1級土木施工管理技士 第一次検定対策
「海岸・港湾」を徹底攻略!
「海岸・港湾」を徹底攻略!
堤防型式・ケーソン・浚渫のすべて
海岸・港湾は専門土木で各1〜2問ずつ。「堤防3型式」「離岸堤と突堤の向き」「ケーソン据付の手順」の3つを図で覚えるのが最短ルートです。
1海岸堤防の型式と消波工
図1 海岸堤防の概略 ― 波返工・天端/表法/裏法被覆工・根固工・基礎工・止水工
- 傾斜型: 比較的軟弱な地盤にも適し、波の反射が少ない。用地は広く必要。
- 直立型: 堅固な地盤向き。用地が狭くて済むが反射波が大きい。
- 混成型: 両者の中間で、水深の深い場所に適する。
- 消波工: 異形ブロック(テトラポッド等)を堤防前面に積み、波の力を弱める。乱積みは施工しやすく、据えつけ後にかみ合いがよくなる。層積みは整然と据えるが手間がかかる。
- 堤防の表法被覆工は波に対する強度、裏法被覆工は越波した水への備え。根固工は基礎前面の洗掘防止(河川護岸と同じ発想)。
2離岸堤と突堤 ― 「向き」で覚える
図2 離岸堤は汀線と「平行」、突堤は「直角」
- 離岸堤: 汀線(海と陸の境)から離して平行に設置。波を弱めて背後に砂をため(トンボロ)、侵食を防ぐ。
- 突堤: 汀線から直角方向に突き出して設置し、沿岸方向に移動する漂砂を制御する。複数を群として配置することが多い。
- 侵食対策の施工順序: 侵食が進む下手(しもて)側から着手するのが原則(上手から造ると下手の侵食が進むため)。
「離岸堤は汀線に直角に設置する」→ ✕(平行)。「突堤は汀線に平行に設置する」→ ✕(直角)。向きの入れ替えだけで毎年1問つくれる鉄板ネタ。
3ケーソン式防波堤の施工
図3 ケーソンの手順 ― 均し→曳航・据付→均等注水→即中詰め→蓋
- ケーソンは鉄筋コンクリート製の大きな箱。製作ヤードで造り、海に浮かべて曳航する。
- 基礎捨石は投入後に均し(本均し)を行い、据付け面を平らに。
- 据付けは波の静穏な時期を選び、注水は各隔室へ均等に(左右対称に・一気に沈めない)行う。
- 据え付けたらただちに中詰め材を投入して安定させ、蓋コンクリート・上部工へ進む。
「注水は一つの隔室から順に満たす」→ ✕(均等・対称に)。「中詰めは全ケーソン据付け後にまとめて」→ ✕(据付け後ただちに)。
4浚渫(しゅんせつ)
- 浚渫
- 航路や泊地の海底の土砂を掘って水深を確保する工事。
- ポンプ浚渫船/グラブ浚渫船
- ポンプ船=大量の軟泥を連続処理(広い区域向き)、グラブ船=つかんで掘る。狭い場所・構造物近く・硬めの土もOK。

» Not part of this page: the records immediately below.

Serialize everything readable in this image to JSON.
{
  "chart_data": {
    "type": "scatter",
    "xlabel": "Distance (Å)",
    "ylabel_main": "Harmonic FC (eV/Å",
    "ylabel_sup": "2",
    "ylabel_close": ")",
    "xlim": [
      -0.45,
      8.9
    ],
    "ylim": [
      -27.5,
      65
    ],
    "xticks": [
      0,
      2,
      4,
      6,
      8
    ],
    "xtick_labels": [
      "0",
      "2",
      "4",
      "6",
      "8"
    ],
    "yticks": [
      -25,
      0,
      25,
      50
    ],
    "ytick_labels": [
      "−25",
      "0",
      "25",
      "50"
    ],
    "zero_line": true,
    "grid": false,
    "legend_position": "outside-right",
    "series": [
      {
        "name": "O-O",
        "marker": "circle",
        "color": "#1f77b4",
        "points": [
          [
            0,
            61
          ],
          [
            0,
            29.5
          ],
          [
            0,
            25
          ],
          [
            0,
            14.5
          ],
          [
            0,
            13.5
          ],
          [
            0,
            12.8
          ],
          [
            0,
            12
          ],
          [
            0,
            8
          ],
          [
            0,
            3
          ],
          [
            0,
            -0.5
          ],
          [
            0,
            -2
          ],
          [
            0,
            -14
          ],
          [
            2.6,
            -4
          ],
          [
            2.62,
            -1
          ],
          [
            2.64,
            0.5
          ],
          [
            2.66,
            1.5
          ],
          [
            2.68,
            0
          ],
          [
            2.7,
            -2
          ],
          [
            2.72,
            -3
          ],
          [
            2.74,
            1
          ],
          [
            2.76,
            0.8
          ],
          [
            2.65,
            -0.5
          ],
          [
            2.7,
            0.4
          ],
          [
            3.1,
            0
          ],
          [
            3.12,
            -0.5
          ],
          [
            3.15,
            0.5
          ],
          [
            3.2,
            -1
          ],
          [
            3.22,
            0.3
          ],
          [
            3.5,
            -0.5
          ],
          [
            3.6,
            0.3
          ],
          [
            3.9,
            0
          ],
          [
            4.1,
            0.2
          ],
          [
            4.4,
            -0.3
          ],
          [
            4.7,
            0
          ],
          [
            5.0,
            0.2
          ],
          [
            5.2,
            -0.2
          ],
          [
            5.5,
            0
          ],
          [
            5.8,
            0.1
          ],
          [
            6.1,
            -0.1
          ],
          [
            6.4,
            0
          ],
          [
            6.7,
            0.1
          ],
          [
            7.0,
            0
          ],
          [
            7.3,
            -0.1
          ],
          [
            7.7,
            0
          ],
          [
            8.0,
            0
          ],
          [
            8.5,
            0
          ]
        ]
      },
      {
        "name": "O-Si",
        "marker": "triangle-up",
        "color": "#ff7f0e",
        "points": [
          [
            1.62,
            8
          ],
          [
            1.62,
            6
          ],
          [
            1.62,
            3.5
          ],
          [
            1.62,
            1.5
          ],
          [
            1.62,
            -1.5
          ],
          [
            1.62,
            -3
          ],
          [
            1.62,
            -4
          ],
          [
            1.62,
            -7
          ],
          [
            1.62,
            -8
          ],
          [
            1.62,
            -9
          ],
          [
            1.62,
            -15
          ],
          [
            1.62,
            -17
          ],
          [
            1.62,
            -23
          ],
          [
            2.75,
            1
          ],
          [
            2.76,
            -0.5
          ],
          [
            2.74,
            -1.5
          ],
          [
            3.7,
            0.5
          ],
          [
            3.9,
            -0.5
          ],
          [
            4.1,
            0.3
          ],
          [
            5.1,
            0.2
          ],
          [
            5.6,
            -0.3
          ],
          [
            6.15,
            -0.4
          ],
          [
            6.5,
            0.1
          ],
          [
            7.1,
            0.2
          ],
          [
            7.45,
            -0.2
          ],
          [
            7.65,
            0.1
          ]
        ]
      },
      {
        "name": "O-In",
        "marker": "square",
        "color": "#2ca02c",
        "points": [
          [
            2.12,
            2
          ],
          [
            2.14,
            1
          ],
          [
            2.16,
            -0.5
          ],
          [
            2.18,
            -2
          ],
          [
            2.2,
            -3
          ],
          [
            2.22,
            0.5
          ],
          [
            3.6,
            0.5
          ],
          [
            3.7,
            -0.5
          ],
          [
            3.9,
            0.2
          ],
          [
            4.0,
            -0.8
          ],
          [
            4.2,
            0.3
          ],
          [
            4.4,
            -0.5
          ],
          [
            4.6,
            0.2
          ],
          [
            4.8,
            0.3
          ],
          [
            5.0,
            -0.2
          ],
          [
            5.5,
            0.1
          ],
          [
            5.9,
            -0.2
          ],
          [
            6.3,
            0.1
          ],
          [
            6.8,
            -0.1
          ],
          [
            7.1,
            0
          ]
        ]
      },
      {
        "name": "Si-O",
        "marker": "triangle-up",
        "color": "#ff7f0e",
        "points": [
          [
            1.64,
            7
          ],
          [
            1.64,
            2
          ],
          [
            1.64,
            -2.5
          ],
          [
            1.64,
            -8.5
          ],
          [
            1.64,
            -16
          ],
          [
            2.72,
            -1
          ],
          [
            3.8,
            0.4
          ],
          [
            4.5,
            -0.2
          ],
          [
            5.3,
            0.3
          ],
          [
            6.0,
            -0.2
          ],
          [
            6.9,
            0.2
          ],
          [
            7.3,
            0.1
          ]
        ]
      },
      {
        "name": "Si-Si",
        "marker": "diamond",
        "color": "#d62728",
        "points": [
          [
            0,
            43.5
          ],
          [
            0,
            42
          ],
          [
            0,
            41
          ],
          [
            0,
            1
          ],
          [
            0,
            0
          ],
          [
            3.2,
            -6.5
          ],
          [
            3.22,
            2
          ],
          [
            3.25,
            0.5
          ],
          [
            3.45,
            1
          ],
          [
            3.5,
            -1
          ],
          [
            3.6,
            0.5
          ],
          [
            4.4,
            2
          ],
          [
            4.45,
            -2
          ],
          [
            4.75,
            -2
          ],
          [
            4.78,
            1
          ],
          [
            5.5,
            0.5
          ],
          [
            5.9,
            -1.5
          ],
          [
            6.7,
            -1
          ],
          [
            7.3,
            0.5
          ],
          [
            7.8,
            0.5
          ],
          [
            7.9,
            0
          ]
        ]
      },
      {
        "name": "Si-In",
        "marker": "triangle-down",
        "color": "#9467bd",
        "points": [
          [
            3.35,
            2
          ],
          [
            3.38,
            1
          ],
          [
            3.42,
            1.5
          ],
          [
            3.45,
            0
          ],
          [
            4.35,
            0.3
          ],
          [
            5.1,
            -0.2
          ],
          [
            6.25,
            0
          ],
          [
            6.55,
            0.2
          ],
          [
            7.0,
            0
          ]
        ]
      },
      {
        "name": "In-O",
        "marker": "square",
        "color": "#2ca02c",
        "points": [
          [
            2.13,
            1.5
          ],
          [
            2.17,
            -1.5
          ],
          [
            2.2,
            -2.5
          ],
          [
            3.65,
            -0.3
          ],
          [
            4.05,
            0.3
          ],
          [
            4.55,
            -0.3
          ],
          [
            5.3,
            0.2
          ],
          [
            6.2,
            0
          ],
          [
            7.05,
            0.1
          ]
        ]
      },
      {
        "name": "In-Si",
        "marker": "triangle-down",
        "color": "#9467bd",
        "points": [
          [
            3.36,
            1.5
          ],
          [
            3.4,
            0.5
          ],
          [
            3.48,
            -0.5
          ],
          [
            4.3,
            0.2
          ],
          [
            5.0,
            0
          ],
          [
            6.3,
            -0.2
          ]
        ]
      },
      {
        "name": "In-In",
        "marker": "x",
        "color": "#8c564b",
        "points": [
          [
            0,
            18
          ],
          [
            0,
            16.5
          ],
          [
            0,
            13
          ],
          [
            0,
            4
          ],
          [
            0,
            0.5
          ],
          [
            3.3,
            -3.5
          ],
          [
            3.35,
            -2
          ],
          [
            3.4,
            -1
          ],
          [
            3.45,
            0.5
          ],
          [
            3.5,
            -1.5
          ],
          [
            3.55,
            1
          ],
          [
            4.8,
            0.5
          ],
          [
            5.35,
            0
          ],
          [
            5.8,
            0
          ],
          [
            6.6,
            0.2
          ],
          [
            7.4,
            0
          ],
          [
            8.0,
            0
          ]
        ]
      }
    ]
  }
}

- 浚渫では計画水深を確実に確保するため余掘りを見込む。
- グラブ浚渫の出来形確認測量は、音響測深機等により行う。
5頻出ひっかけ総まとめ+一問一答
| ひっかけ文(すべて✕) | 正しい知識 |
|---|---|
| 直立型堤防は軟弱地盤に適する | 堅固な地盤(軟弱は傾斜型) |
| 離岸堤は汀線に直角に設置 | 平行(直角は突堤) |
| ケーソンの注水は片側から順に行う | 均等・左右対称に |
| 中詰めは後日まとめて投入 | 据付け後ただちに |
| グラブ船は広域の軟泥の大量処理向き | それはポンプ船(グラブは狭所・硬土) |
章末チェック ― 一問一答8問(○×)
- 傾斜型堤防は、比較的軟弱な地盤にも適用できる。
答: ○ - 混成型堤防は、水深の深い場所に適している。
答: ○ - 消波工の異形ブロックの乱積みは、据付け後にかみ合いがよくなる。
答: ○ - 離岸堤は、汀線にほぼ平行に、汀線から離して設置する。
答: ○ - 突堤は、沿岸方向の漂砂を制御するため汀線に平行に設ける。
答: ✕ ― 直角に突き出す。 - ケーソンの据付けは、波の静穏なときを選んで行う。
答: ○ - ケーソンへの注水は、各隔室に均等に行う。
答: ○ - ポンプ浚渫船は、狭い場所や構造物際の浚渫に最も適する。
答: ✕ ― 狭所はグラブ船。